Click here to view slide.
Answer
The biopsies show hypercellular white matter with
large reactive astrocytes in an inflammatory
background. Some nuclei show smudged
chromatin suggestive of viral effect. A diffuse
chronic inflammatory infiltrate is present
consisting of lymphocytes, plasma cells and
macrophages/ activated microglia. There are
occasional Creutzfeldt cells. A few mitotic figures
are seen. Vessels show reactive endothelium.
Question 8
What stains do you want to order?
Answer
The most important study would be in situ hybridization
for JC virus. Since this is an immunosuppressed patient,
stains to look for other opportunistic infections, like
toxoplasma, should be done even though the MRI in
inconsistent and no tachy/bradyzoites are seen on
H&E. Other reasonable studies include: IHC for HSV/
CMV, gram stain, Grocott and AFB although acute
inflammation and granulomatous inflammation are
absent. Luxol fast blue would show lytic effect on
myelin. Lymphoma is less likely given the lack of large
atypical lymphs and abundant plasma cells but CD20
could help you there.
Question 9
You receive the following immunohistochemical
study. What is you interpretation?
Click here to view slide.
Answer
In-situ hybridization studies for JC virus show several
cells with nuclear reactivity.
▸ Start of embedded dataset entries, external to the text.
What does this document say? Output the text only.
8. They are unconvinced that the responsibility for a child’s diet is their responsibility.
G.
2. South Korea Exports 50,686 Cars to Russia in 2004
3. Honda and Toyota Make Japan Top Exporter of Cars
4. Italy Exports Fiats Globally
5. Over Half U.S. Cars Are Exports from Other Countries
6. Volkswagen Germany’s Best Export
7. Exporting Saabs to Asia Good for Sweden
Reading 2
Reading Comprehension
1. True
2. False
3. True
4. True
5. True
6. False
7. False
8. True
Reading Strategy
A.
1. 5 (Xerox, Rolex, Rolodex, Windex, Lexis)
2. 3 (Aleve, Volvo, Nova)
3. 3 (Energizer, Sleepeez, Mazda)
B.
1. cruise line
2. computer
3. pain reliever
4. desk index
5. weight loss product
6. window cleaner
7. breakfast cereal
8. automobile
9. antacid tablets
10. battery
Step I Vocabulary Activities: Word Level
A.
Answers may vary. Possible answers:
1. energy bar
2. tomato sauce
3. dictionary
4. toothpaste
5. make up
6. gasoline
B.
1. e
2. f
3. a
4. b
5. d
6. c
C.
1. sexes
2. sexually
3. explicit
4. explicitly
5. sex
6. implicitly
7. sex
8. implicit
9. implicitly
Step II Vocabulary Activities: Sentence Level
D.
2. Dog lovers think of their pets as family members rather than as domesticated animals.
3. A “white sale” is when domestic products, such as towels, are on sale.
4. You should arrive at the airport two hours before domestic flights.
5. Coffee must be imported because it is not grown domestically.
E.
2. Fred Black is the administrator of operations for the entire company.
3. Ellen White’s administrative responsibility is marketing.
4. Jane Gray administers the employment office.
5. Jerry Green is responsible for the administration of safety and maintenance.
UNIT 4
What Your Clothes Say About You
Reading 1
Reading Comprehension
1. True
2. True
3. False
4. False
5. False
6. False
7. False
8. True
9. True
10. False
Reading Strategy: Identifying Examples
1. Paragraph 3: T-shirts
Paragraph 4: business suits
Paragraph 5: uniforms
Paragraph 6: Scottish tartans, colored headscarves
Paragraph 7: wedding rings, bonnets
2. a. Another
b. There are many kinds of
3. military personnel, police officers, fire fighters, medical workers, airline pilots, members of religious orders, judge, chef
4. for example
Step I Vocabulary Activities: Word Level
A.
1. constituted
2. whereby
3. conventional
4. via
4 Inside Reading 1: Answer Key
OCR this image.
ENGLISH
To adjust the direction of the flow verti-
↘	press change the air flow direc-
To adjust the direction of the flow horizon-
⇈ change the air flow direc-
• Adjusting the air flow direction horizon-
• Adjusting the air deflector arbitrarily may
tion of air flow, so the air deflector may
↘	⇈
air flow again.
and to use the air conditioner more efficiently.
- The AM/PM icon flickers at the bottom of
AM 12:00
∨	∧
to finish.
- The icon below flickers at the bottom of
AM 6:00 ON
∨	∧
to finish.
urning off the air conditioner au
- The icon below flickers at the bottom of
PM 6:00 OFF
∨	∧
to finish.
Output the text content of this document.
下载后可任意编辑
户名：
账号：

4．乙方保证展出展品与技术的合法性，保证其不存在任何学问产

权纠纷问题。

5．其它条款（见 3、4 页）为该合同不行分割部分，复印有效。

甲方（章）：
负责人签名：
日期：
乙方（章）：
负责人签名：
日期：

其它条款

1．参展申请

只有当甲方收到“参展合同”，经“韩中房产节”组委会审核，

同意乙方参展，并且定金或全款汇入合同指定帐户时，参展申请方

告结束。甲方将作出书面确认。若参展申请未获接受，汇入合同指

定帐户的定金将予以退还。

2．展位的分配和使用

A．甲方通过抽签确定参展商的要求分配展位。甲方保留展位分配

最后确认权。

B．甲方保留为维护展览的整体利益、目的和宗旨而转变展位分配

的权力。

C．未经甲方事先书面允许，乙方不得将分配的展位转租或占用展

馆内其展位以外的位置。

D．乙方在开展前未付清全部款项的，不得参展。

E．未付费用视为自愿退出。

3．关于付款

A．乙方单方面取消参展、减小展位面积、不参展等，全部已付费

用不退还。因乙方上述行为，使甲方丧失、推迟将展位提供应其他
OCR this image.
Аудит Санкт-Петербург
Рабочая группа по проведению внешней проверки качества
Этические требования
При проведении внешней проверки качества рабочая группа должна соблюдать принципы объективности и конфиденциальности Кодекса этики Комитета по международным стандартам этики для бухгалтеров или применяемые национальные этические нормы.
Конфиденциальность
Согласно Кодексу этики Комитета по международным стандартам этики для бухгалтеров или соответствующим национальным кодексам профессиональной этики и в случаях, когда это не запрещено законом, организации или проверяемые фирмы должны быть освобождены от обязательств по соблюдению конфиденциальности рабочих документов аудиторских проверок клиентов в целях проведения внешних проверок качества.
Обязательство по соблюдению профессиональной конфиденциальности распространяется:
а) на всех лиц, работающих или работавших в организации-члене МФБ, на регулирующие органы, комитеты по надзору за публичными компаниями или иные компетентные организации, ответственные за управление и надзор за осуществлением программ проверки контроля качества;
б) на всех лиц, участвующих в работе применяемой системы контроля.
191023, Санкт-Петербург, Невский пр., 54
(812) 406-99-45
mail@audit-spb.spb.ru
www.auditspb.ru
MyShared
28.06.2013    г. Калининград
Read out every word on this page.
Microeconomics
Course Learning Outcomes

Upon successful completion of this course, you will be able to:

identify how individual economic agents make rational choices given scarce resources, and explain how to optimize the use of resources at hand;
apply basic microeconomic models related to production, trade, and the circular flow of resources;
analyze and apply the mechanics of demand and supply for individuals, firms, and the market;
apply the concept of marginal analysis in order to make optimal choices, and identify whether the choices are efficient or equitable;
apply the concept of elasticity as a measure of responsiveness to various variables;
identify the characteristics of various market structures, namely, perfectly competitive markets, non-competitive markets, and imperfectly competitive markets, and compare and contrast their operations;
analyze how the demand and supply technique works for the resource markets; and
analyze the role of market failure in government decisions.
FYI: Immunohistochemical
studies for Toxoplasma were negative.
Question 10
What is your final diagnosis?
Answer
Progressive multifocal leukoencephalopathy (PML)—a
demyelinating opportunistic infection of the CNS caused
by the JC papova virus.
Question 11
What cell of the central nervous system is infected in this
disease?
Answer
The oligodendrocyte shows the cytopathic effect in PML.
Question 12
You aren’t sure if the lesion is neoplastic or
inflammatory/infectious so you get an immunostain for
p53. The p53 stain is positive. Does this result help you
to “rule in” astrocytoma in this case?
Answer
No—Infected oligodendrocytes and reactive astrocytes
are often strongly positive for p53 (and MIB-1) in PML.